Ingeniero de CONAE sobre atenea: “La NASA pensaba que no íbamos a poder hacerlo”

El microsatélite nacional logró comunicarse con éxito a 70.000 kilómetros de la Tierra, validando tecnología clave para el futuro de la exploración lunar.

La industria aeroespacial argentina ha alcanzado una frontera sin precedentes. El microsatélite Atenea, un proyecto liderado por la Comisión Nacional de Actividades Espaciales (CONAE), concluyó con éxito su participación como carga secundaria en la misión Artemis II de la NASA.

Este logro no solo representa un avance técnico, sino que posiciona a la Argentina en el selecto grupo de naciones que operan tecnología en el espacio profundo.

Un éxito entre sesenta naciones

La selección del proyecto argentino no fue sencilla. De 60 países que presentaron propuestas, solo 4 fueron elegidos: Alemania, Arabia Saudita, Corea del Sur y Argentina.

El ingeniero aeroespacial Facundo Pasquevich, responsable de Integración Mecánica de Atenea, destacó la complejidad del desafío en diálogo con Radio Rivadavia: “La misma NASA no pensaba que íbamos a poder hacerlo, no por una cuestión argentina sino porque los tiempos y los plazos eran muy cortos”.

A la presión del cronograma se sumó la eficacia operativa.

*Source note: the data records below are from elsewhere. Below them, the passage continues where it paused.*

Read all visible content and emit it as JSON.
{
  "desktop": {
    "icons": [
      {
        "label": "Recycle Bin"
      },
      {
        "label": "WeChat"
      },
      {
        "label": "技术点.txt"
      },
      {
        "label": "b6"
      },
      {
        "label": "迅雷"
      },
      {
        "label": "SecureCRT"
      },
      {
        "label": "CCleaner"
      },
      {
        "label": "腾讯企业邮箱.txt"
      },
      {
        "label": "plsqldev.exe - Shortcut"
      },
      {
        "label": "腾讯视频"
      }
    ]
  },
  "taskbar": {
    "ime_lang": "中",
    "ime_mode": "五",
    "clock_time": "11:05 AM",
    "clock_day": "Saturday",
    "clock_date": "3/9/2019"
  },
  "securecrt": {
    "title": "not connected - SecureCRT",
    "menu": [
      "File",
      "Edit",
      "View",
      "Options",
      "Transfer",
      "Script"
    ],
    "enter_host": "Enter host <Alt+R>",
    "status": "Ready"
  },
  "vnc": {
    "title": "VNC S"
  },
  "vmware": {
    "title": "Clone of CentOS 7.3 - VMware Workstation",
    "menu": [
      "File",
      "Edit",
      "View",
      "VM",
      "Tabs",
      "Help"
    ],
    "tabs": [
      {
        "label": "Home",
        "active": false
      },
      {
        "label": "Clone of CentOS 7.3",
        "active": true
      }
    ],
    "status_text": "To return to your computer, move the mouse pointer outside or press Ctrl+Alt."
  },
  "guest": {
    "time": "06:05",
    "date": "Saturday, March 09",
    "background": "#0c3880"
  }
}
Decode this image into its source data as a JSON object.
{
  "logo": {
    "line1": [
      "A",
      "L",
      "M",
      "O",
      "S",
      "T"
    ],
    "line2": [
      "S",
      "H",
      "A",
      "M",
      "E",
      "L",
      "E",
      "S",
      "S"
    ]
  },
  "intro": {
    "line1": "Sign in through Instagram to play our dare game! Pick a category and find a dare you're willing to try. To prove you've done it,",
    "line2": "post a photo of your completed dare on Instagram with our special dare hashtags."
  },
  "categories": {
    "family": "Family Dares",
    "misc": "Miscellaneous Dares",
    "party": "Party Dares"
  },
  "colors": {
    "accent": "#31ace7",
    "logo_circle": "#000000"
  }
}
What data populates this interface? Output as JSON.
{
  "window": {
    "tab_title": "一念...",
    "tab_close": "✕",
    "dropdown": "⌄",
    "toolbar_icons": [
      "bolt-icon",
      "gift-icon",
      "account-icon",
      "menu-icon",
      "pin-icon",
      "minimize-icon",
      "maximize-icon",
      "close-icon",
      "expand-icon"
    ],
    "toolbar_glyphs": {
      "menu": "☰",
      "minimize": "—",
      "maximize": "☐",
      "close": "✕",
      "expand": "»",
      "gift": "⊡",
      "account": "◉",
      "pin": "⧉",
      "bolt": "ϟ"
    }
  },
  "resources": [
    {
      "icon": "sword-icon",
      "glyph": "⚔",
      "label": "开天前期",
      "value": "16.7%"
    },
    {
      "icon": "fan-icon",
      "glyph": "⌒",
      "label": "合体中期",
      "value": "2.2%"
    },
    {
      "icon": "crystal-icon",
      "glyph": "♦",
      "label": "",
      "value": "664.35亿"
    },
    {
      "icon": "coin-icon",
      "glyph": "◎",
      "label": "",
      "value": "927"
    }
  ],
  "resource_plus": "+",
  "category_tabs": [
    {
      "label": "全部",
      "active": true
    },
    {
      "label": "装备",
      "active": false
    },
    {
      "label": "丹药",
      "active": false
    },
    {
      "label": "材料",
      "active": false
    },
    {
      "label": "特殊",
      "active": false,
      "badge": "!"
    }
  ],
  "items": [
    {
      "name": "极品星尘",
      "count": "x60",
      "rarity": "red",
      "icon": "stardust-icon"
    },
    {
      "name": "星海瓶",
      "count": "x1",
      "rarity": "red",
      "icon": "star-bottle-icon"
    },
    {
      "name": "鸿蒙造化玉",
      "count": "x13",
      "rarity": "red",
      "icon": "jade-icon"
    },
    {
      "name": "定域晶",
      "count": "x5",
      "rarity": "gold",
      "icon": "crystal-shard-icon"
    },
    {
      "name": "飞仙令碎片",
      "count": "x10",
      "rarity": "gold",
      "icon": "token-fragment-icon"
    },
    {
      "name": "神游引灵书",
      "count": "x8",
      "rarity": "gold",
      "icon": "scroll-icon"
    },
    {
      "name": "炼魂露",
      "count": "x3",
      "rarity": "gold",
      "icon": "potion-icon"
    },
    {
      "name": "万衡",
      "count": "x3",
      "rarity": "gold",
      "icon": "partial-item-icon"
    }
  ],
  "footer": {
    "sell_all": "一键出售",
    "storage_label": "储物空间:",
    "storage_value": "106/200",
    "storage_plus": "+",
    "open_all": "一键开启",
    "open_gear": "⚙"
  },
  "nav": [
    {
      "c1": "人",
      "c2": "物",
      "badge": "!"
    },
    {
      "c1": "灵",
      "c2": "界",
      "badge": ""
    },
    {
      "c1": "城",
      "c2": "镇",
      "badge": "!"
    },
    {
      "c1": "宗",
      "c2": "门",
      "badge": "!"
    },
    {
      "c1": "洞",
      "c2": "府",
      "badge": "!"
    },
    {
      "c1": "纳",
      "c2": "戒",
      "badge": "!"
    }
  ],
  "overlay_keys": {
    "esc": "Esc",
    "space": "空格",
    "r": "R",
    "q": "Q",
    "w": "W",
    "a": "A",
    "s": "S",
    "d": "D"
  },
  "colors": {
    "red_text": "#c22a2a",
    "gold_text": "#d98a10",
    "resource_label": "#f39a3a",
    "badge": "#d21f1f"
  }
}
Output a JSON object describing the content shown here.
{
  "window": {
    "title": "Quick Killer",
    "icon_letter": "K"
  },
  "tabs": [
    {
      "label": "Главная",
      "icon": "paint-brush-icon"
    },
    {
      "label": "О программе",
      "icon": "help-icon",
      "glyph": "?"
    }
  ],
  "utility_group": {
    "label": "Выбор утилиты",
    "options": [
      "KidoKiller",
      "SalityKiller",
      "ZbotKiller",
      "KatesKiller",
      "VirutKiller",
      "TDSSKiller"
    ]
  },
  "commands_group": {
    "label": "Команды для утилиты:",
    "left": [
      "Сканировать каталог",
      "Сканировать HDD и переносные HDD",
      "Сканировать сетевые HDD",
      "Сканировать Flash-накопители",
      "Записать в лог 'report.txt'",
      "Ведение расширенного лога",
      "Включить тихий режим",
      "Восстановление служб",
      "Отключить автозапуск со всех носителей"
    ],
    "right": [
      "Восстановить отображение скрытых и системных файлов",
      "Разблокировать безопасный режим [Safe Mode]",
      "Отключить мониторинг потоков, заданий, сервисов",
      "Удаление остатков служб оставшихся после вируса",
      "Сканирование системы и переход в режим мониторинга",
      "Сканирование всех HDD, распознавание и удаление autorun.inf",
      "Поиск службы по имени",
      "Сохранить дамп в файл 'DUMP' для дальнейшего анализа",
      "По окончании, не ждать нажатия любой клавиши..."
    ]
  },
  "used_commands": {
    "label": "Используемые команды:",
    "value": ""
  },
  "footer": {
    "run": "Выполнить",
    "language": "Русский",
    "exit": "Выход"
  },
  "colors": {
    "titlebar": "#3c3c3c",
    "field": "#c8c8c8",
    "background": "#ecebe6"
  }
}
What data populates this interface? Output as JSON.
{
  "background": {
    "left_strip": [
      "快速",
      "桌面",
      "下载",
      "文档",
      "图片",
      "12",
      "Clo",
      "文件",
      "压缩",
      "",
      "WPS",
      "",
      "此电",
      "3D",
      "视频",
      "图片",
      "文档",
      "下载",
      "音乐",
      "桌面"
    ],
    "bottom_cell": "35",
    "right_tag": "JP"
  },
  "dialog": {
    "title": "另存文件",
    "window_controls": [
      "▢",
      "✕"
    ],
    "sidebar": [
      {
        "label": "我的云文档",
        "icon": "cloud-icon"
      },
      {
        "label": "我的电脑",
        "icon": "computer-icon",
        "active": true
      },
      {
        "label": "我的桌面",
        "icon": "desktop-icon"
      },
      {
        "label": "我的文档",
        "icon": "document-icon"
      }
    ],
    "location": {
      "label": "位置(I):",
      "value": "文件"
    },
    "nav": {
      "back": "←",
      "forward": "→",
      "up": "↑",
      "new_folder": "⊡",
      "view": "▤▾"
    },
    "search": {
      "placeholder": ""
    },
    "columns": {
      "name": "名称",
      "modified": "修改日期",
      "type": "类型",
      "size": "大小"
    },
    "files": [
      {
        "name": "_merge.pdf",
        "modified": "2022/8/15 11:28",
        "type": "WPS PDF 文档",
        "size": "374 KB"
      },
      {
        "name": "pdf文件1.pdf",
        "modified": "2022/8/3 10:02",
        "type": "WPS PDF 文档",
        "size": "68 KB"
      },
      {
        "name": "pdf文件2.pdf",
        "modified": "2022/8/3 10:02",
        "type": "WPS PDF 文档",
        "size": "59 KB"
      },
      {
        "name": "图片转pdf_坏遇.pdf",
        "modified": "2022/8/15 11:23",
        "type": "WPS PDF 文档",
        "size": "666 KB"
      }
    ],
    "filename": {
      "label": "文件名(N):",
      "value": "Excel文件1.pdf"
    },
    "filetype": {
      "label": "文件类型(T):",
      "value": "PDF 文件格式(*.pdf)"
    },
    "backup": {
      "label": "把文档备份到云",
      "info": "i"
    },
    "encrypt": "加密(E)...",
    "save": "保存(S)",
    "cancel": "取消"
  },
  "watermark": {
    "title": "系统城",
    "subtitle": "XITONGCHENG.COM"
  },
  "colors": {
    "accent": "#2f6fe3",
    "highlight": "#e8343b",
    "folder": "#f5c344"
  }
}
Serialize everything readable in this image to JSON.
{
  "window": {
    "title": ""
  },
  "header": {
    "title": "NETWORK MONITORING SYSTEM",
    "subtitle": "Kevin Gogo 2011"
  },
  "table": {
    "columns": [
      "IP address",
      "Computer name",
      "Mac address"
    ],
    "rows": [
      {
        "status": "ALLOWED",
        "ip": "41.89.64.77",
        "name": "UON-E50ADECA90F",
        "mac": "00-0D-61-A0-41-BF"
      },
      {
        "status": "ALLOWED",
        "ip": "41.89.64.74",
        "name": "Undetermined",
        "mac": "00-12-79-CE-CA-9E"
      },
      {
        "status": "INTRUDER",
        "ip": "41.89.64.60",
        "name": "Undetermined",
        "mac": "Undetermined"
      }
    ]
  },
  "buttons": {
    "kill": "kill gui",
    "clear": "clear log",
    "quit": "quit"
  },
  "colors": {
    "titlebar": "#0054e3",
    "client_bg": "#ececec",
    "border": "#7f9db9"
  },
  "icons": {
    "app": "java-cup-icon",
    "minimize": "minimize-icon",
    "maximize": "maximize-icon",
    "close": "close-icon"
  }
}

Según detalló Pasquevich, de los cuatro satélites en órbita, “solamente 2 pudieron establecer un enlace de comunicación correcto, y eso también es importante, ya que uno de ellos fue el argentino”.

Récords de distancia y validación tecnológica

Atenea operó durante 20 horas en un entorno de alta exigencia, rompiendo marcas nacionales de alcance. El microsatélite se encargó de medir niveles de radiación y evaluar el comportamiento de componentes electrónicos en la órbita baja terrestre y hacia regiones más alejadas. Las señales fueron recibidas con éxito por las estaciones terrestres en Córdoba y Tierra del Fuego.

El dispositivo alcanzó hitos de distancia sorprendentes para la tecnología local: la primera señal se recibió a más de 40.000 kilómetros y la segunda superó los 70.000 kilómetros. Este desempeño permitió ensayar comunicaciones a gran escala y, según informó la CONAE, «los datos recolectados serán clave para el desarrollo de futuras misiones con mayor complejidad técnica».

Cooperación internacional y cambio de paradigma

El éxito de Atenea es fruto de una colaboración multidisciplinaria que incluyó a la UNLP, UNSAM, FIUBA, CNEA, el IAR y la empresa VENG S.A. Desde el Poder Ejecutivo, celebraron el hito como una muestra de la nueva política exterior. A través de un comunicado de la Oficina del Presidente, se señaló que este logro es “el resultado de un cambio de paradigma impulsado por el Presidente Javier Milei, quien marcó un rumbo claro de inserción global y de excelencia”.

Con el cierre de sus operaciones a las 20:42 horas, Atenea no solo cumplió su misión científica, sino que validó la capacidad argentina para cumplir con los
“requerimientos de seguridad muy altos” de la NASA, consolidando la confianza del mundo en la vanguardia tecnológica del país.